Pity she didn’t have a mobile phone like Jude. Pity Jude wasn’t there. Carole wanted to talk to her, throw at Jude some of the ideas jostling for prominence in her mind.
She was briefly tempted to delay contacting the police. The famed waterproofing of her Burberry had proved inadequate to the deluge and she was soaked to the skin. Also they looked to her like old bones. The fact that they had lain uninvestigated for years meant that another twenty minutes was not going to make a great difference in the cosmic scheme of things.
But Carole couldn’t allow herself to be persuaded by such casuistical reasoning. She’d had a previous run-in with an unsympathetic policeman about delaying the provision of information.
Stronger than that, though, was an unease that her grisly discovery had started in here. Not fully denned, and she didn’t yet want to probe into it too deeply, but she knew there was something wrong.
The bones had not been in the barn for long. The fertilizer bags were relatively unsoiled, and little dust or moss had accumulated inside them.

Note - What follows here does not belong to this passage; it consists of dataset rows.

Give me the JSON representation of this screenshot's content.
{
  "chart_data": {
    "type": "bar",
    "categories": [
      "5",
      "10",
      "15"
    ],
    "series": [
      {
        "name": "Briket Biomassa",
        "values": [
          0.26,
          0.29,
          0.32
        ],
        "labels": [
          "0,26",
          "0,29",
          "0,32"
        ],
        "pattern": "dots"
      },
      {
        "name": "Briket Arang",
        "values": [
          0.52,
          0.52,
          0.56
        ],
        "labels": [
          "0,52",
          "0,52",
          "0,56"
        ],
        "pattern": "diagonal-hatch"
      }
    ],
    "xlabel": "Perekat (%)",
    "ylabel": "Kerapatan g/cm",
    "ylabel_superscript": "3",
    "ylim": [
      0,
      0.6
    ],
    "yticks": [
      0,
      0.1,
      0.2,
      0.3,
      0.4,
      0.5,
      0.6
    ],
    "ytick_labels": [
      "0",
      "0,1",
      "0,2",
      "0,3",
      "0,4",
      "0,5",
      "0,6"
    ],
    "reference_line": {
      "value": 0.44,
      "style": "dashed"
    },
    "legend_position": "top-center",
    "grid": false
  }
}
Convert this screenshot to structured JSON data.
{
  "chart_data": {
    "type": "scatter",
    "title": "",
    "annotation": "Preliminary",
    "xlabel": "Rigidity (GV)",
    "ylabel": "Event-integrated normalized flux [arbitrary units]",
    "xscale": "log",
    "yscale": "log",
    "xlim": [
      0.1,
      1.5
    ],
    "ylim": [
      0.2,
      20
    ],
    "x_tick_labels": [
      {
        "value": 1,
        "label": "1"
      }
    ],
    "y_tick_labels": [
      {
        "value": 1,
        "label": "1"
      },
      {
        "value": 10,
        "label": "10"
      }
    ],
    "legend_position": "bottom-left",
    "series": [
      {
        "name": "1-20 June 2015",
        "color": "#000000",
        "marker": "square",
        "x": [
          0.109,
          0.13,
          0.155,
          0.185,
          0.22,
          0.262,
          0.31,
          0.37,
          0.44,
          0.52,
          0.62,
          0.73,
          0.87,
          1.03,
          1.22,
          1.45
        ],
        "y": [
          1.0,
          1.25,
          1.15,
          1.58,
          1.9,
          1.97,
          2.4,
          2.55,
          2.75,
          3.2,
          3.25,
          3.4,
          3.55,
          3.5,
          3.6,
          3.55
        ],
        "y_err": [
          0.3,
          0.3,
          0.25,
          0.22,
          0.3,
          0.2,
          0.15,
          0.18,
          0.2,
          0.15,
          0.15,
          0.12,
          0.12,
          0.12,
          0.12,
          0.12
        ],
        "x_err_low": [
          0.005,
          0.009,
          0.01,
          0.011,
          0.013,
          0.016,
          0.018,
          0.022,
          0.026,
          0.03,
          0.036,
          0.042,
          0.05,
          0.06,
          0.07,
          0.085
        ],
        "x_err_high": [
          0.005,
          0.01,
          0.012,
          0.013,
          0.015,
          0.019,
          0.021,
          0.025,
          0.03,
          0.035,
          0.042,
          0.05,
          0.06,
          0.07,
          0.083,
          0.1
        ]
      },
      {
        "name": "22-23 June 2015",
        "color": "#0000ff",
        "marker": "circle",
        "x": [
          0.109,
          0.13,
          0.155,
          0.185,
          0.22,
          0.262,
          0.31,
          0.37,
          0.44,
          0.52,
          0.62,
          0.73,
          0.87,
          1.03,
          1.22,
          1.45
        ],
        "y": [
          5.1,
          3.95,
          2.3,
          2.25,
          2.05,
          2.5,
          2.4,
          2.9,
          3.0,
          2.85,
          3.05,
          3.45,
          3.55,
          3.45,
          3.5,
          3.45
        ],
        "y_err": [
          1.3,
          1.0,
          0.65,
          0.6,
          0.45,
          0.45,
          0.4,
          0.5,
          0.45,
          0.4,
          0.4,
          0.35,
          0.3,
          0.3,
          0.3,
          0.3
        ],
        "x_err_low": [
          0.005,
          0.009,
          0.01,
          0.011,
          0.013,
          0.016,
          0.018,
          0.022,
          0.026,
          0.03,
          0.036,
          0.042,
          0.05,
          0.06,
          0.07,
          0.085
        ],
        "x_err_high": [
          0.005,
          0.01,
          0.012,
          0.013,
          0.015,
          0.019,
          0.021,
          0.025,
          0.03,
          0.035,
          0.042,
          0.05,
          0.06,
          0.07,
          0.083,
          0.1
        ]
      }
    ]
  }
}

Whoever had found that makeshift hiding place beneath the planks had been taking a temporary measure—perhaps a panic measure. It happened to be Carole Seddon who had found the bones, but someone else would have got to them very soon. The barn was remote, but not that remote. Someone owned the land it stood on, and that someone might well still use the space to house machinery, or have a system of regularly checking in case of vandalism.

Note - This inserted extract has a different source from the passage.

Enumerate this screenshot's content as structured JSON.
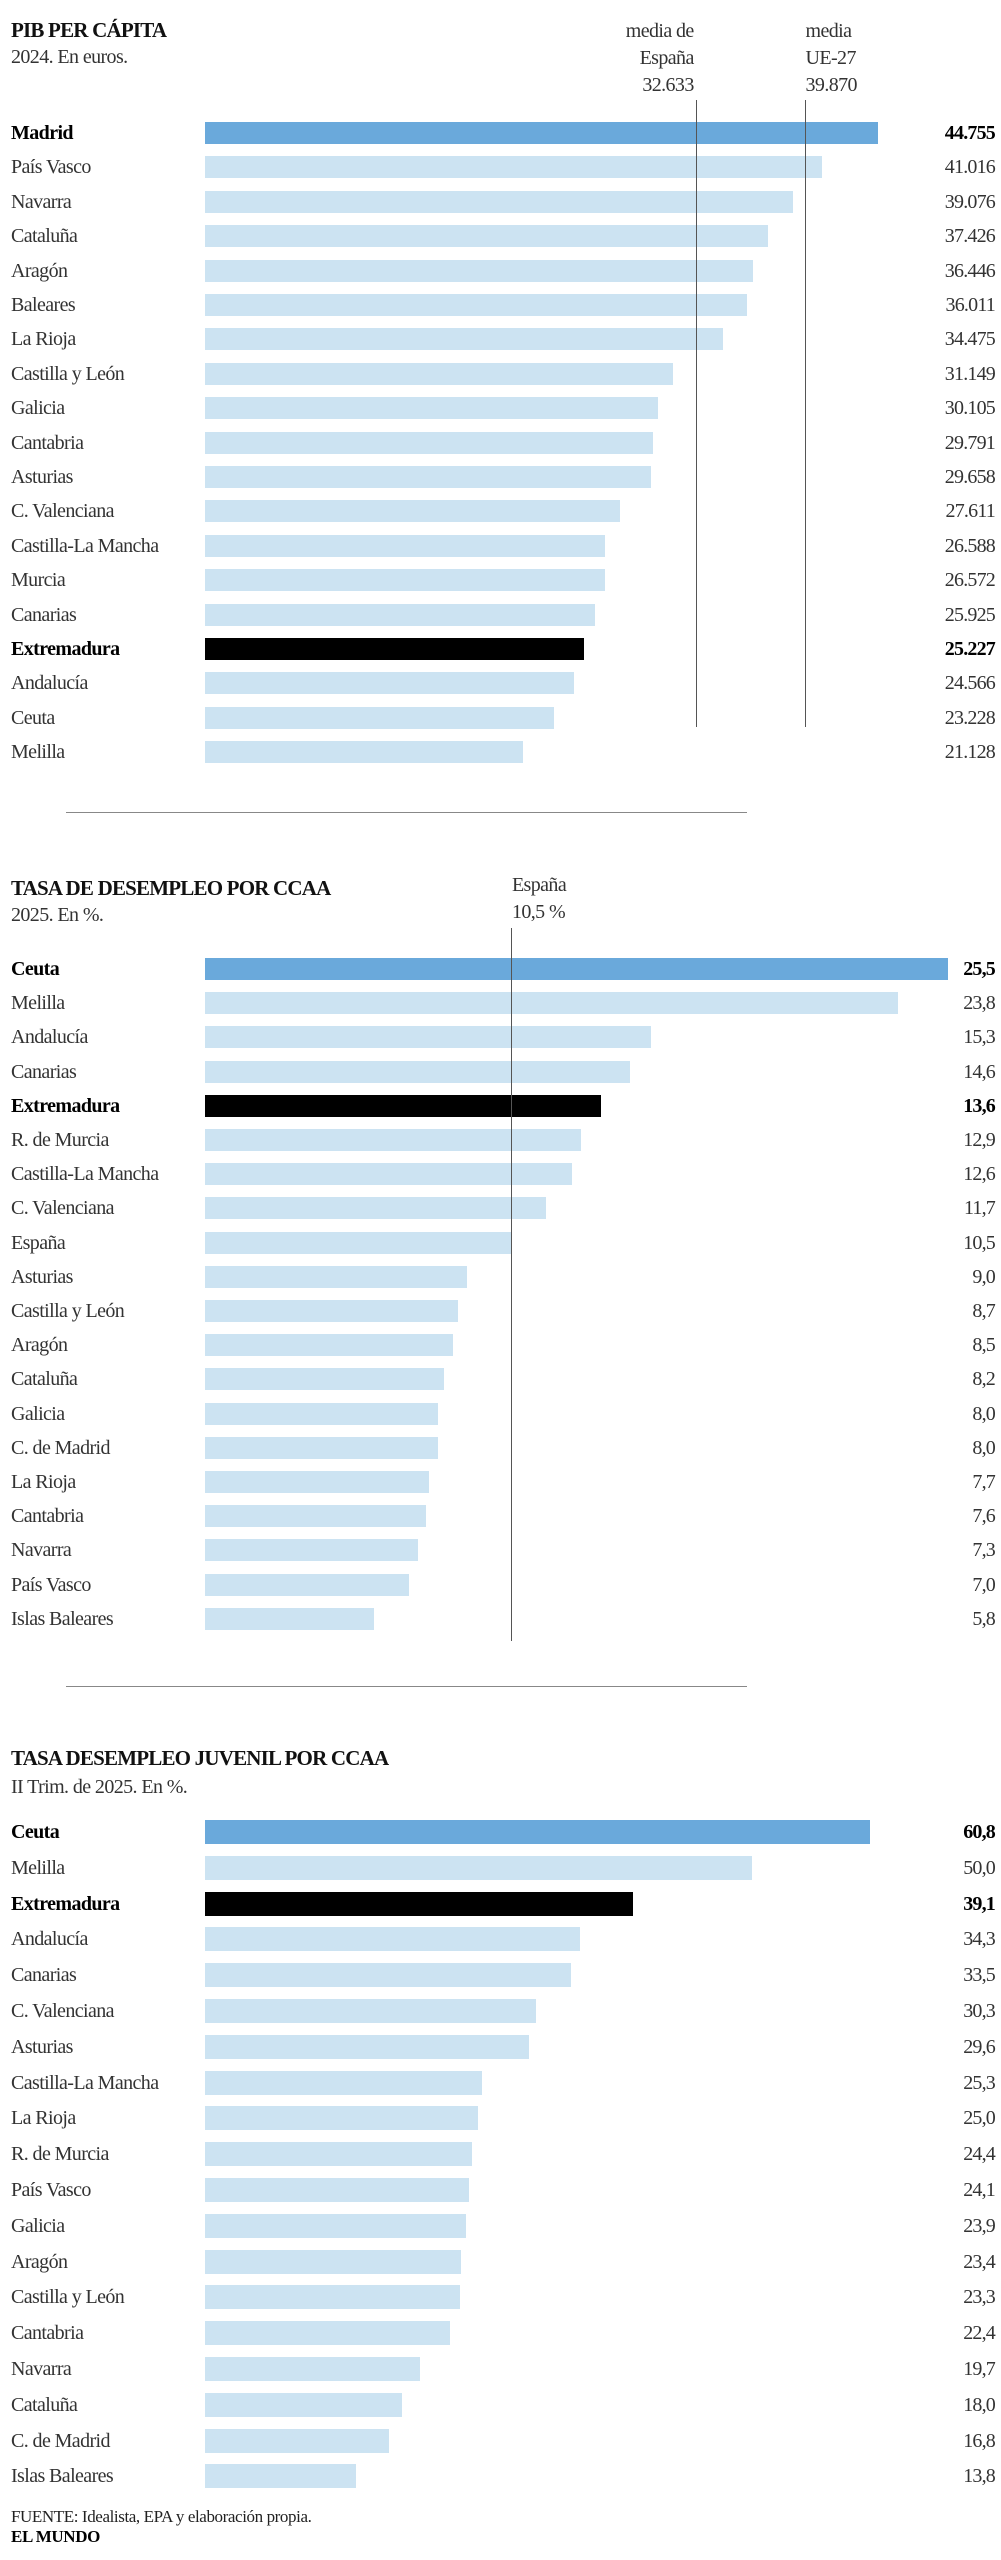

So Carole knew that whoever had left the bones in the barn must have intended to return fairly soon to move them on. Indeed, she might have met the person. That thought sent down her spine a trickle much colder than rainwater.
She drove into the centre of Weldisham, though in a village of some thirty houses she didn’t have far to go. There was a small grassy area, surrounded by a low railing, which she felt sure would be called ‘The Green’. A noticeboard displayed a few dampish posters behind glass. There was a map for walkers, a reminder that Weldisham was a Neighbourhood Watch Area, a faded orange flyer for line-dancing on Wednesday evenings in the Village Hall.